Essas coisas que um atleta obrigatoriamente deve ter. Pode viver com a família
normal. O atleta não pode ser encontrado numa balada até às 6h. Ele é um atleta
de futebol. É uma questão de conscientização.
saiba mais
O que é mais difícil: tirar o time lá de baixo, da má fase ou manter o time lá em cima?
Não existe resposta. Acho que tem o
mesmo peso. Sair de baixo e se manter em cima. Isso é o que norteia o campeão.
Ele sai lá de baixo e se mantém em cima.
Você disse que o
elenco é bom, mas parte da torcida acredita que não e pede reforços. Por que
essa divergência de opinião entre você e o torcedor?
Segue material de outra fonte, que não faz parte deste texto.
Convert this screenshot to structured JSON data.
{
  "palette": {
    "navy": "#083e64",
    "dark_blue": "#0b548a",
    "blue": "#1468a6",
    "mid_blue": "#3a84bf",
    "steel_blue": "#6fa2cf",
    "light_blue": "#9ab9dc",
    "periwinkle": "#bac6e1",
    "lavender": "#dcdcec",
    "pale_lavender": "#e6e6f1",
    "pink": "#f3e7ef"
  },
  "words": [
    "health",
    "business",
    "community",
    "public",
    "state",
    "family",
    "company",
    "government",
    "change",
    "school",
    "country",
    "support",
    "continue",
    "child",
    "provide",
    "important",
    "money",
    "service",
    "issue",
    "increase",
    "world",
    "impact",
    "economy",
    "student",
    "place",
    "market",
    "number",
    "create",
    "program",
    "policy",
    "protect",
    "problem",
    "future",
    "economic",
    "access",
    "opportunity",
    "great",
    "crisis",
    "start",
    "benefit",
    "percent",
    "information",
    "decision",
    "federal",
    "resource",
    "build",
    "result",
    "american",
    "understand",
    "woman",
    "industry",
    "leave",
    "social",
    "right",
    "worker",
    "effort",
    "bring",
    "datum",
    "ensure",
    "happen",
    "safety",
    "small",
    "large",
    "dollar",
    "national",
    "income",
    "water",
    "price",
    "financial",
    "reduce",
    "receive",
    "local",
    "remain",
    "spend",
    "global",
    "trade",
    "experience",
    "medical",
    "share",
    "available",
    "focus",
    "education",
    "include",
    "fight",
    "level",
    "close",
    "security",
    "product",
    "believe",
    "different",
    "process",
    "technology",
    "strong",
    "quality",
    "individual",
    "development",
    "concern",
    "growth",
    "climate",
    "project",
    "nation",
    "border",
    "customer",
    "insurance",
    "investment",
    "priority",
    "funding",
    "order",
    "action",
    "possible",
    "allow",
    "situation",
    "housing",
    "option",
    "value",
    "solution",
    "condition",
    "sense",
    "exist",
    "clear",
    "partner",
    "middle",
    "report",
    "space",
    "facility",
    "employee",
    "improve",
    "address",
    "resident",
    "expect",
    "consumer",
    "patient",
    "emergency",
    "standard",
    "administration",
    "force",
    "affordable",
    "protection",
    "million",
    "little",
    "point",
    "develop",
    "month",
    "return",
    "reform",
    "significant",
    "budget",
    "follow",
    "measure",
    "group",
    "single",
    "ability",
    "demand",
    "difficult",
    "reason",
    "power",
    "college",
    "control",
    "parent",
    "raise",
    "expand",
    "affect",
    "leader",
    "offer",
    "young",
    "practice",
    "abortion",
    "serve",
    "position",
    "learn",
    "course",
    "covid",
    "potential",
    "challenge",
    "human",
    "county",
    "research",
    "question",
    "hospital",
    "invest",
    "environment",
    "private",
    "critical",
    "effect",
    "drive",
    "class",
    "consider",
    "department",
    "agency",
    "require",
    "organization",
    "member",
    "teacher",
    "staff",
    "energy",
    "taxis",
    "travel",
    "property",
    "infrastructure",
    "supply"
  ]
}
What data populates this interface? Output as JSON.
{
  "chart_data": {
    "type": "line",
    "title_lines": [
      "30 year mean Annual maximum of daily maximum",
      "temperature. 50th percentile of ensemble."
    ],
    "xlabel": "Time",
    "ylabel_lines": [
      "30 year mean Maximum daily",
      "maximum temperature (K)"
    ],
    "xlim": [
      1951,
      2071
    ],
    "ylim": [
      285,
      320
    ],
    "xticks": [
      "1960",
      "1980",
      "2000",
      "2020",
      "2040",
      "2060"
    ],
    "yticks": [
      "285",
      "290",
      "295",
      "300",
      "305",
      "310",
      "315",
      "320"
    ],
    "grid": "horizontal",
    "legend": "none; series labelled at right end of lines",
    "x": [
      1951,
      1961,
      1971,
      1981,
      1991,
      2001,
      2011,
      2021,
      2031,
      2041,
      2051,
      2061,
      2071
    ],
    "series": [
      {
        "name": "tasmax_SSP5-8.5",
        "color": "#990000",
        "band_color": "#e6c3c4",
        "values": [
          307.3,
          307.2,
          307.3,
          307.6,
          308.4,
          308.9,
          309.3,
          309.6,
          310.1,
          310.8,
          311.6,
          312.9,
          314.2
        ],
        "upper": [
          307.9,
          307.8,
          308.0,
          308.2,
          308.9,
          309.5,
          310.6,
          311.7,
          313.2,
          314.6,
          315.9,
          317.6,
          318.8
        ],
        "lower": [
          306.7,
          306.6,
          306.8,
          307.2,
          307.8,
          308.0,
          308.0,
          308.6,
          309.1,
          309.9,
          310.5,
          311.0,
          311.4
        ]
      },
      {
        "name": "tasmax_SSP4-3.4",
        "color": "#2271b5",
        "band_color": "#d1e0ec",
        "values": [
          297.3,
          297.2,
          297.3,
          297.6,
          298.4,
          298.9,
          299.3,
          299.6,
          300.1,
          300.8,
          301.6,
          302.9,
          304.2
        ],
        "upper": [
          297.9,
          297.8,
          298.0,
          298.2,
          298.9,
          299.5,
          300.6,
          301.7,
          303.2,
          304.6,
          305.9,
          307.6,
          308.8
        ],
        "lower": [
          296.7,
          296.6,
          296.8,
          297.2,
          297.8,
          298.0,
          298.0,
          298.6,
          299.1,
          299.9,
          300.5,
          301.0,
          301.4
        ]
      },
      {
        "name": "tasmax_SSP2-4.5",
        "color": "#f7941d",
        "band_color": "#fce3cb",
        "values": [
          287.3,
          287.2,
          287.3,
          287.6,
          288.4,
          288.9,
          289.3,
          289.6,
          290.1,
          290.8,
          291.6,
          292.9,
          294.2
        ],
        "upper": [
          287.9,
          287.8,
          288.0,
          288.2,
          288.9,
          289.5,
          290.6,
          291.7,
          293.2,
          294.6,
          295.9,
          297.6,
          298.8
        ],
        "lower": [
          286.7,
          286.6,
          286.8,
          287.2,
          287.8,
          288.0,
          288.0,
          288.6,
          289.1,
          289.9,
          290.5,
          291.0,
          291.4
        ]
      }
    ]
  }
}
Já ouviu sobre a grama do vizinho? Então, o torcedor está
de olho no vizinho. Nesse momento o Cruzeiro está legal, tem um ótimo elenco. O
torcedor do Atlético-MG quer a mesma coisa. Eles querem contratar jogadores.
Mas cada um tem que viver sua realidade. Não adianta você ficar olhando o que
eles fazem lá, tem que fazer o que tem que ser feito aqui. O fato de você
contratar jogadores, às vezes, complica muito o time. Se você tem três
jogadores por posição, o elenco já está desregulado. Tem que ter dois para cada
posição. E além dos meninos que estão subindo, porque a categoria de base do
Atlético-MG é muito boa. Olha o exemplo do Jemerson. Substituiu o Réver numa
final de Recopa. E hoje está jogando. Mas o cara quer o David Luiz. É uma
euforia, um negócio em volta. Tem que pensar um pouquinho. Às vezes, com um
time humilde a gente consegue objetivo. Não é humilde, é com os pés no chão.
Não fazer loucura. Precisa melhorar mesmo.
Levir Culpi também falou dos motivos
que o fizeram acabar com a
concentração antes dos jogos
(Foto: Fernando Martins)
Se o Atlético-MG
não conquistar uma vaga na Libertadores do ano que vem, você consideraria uma
decepção?
Sinceramente, pelo investimento e pela qualidade do clube,
eu acho. Mas se olhar como foi conduzida a coisa, a organização, não. É muito
"oba-oba". Eu acho que dá tempo de o time se recuperar ainda e disputar uma
Libertadores.
É difícil
conduzir um grupo com problemas no atraso de salários?
Eu confio muito no presidente. E os
jogadores também. Ele não deixa atrasar os salários dos funcionários, dos que
ganham menos. Isso é muito legal num momento difícil. Tem uma retenção de 30 ou
50 milhões. Isso é uma dificuldade financeira do clube que dá para entender.
Sei que essa situação vai ser superada. Mas o futebol brasileiro de uma maneira
geral vai bater na parede. Um clube no Brasil somente que não deve para ninguém,
que é a Chapecoense. É uma coisa que tem que ser repensada.